Here’s what I can tell you that I have learned as the “decider.”
There are a certain amount of pieces that rise to the top–these we will call the finalists.
They are finalists because they are well written, have strong concepts and unique voices, and are polished. (You want to hone your craft until you find yourself in this arena. There is no short cut, just consistent joyful work on your craft.)
But, when looking at your pile of finalists, you are facing a crop of good stuff.
How do you decide on a winner?
The honest answer is that it’s subjective. Why one piece hits me and rises to the top is extraordinarily personal and sometimes unexplainable. And often it comes down to the mustard factor.
What is the mustard factor, you ask?
I was in a room with a group of movie producers, and we were in the process of casting.
All day long, actors came in to read for various parts.
Two equally talented actors came in for the same part. The first actor auditioned before lunch. He was on point, funny, and we were all impressed. Then lunch came, providing us with gourmet hot dogs with gourmet mustard. Said mustard got on the head producer’s tie. It happened to be an expensive silk tie he loved. And that put him in a bad mood.

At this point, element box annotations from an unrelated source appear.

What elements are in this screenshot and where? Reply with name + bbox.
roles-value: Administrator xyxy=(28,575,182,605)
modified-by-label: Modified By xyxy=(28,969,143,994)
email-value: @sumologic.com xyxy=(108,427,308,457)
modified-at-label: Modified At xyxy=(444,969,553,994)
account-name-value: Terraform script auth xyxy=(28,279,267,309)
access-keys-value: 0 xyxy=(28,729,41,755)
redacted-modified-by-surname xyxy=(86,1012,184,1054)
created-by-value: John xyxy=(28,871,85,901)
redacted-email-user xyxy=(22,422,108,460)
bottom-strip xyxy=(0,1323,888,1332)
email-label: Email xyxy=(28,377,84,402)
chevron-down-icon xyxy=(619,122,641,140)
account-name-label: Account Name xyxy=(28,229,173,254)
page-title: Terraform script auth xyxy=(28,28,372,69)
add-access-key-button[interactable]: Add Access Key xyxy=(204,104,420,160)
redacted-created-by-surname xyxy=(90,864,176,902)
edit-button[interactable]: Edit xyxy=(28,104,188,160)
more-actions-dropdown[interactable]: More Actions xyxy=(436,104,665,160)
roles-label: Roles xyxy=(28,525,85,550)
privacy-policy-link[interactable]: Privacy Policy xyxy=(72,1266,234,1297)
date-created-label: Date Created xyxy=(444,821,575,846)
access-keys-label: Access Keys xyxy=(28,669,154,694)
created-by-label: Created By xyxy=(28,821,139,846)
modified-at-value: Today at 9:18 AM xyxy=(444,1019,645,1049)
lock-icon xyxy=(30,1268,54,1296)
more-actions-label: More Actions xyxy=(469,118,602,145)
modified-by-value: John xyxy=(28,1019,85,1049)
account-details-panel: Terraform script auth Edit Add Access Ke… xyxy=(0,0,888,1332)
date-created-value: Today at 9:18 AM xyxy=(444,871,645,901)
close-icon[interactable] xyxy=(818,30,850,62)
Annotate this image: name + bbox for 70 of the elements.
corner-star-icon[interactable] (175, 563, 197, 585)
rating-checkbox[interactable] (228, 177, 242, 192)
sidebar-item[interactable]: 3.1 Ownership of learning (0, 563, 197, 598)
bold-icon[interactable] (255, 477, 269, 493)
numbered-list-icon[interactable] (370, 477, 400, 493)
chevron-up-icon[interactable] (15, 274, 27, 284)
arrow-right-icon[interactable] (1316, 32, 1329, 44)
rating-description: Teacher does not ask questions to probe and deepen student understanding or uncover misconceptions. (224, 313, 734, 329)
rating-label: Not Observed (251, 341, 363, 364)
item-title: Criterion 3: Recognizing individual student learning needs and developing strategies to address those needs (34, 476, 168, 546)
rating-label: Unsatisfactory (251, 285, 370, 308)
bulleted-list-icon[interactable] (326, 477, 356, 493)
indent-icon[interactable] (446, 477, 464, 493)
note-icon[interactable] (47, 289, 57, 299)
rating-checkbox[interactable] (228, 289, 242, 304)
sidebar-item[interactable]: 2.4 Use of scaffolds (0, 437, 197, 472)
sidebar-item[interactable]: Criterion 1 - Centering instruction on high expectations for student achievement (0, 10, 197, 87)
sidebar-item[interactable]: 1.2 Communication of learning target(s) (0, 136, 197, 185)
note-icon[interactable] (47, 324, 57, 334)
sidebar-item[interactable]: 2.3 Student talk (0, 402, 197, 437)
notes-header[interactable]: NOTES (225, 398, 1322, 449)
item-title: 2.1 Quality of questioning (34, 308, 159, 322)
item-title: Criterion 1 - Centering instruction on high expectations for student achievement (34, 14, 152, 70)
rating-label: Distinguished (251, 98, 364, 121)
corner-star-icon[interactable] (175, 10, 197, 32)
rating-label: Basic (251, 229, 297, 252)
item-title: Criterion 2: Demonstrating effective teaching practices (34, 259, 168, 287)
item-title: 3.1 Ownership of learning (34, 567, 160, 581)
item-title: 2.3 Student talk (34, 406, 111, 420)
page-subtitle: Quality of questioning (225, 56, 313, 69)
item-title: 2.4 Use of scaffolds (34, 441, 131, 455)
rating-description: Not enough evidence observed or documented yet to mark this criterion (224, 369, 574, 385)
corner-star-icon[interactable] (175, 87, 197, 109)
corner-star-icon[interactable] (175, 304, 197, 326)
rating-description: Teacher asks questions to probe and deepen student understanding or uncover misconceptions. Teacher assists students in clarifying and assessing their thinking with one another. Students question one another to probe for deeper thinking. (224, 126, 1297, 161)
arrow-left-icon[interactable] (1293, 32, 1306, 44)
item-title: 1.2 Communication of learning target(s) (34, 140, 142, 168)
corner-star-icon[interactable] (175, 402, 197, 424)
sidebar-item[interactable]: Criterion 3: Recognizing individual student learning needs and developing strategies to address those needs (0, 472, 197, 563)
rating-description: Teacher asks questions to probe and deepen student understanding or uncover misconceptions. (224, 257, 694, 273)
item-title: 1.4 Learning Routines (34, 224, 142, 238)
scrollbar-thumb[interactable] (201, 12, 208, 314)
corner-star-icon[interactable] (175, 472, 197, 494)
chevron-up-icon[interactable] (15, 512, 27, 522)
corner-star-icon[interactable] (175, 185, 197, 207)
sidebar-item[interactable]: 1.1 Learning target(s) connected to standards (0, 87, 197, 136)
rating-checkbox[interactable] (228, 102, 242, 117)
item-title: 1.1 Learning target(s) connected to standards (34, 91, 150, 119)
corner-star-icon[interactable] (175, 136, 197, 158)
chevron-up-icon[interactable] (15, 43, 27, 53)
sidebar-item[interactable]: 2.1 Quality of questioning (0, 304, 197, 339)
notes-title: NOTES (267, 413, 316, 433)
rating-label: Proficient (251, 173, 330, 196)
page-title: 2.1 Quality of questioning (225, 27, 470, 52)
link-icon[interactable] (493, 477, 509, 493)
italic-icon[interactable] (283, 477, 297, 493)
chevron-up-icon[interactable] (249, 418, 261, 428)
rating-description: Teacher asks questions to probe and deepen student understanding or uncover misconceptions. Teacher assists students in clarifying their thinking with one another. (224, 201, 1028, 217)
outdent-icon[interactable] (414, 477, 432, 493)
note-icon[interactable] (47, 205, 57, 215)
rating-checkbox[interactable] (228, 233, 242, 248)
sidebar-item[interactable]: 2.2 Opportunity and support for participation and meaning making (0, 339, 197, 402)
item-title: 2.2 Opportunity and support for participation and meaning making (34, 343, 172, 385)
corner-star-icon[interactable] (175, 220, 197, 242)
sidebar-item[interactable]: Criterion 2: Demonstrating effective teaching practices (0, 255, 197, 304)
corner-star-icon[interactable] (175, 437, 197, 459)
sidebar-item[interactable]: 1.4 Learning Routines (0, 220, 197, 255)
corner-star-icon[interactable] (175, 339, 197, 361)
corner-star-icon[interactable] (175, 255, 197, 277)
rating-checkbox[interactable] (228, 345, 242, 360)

In walked the second actor.
And guess what, he was awesome. On point, funny, and we were all impressed. (Maybe he was even a smidge more awesome than the first actor.) But, the producer who was making the ultimate decision was in a bad mood because of his damn soiled tie. No amount of talking it through could convince him that the second actor was as good as the first.
So the first actor was hired. From that point on, we referred to the subjectiveness of the deciders as “the mustard factor.”
Now don’t get me wrong–you still have to be awesome to get to that round. You need to be a finalist. So work your craft like mad. But don’t take every or any hit personally.
How to Be a Feisty Submitter
1. Make submitting part of your weekly or monthly schedule. Put contests or agent submissions on your “to do” list. (Go to Hope Clark’s fundsforwriters.com for awesome submission info.)
2. No need to talk about submissions with anyone, just do it.
3. Refine, refine, refine. If you are seeking an agent, keep refining that search or rewriting the query if you get feedback.
4. Submit to the same competitions even if you are rejected–especially the ones that offer feedback. Take the feedback. They will be impressed with your tenacity.
5. Run your own race. Do not compare yourself to anyone. Focus on improving your track record of submitting.
6. Live by the question: Are you better at submitting now that you were in the past? (Keep improving based on your answer.)
7. Reward yourself for submissions, not for wins.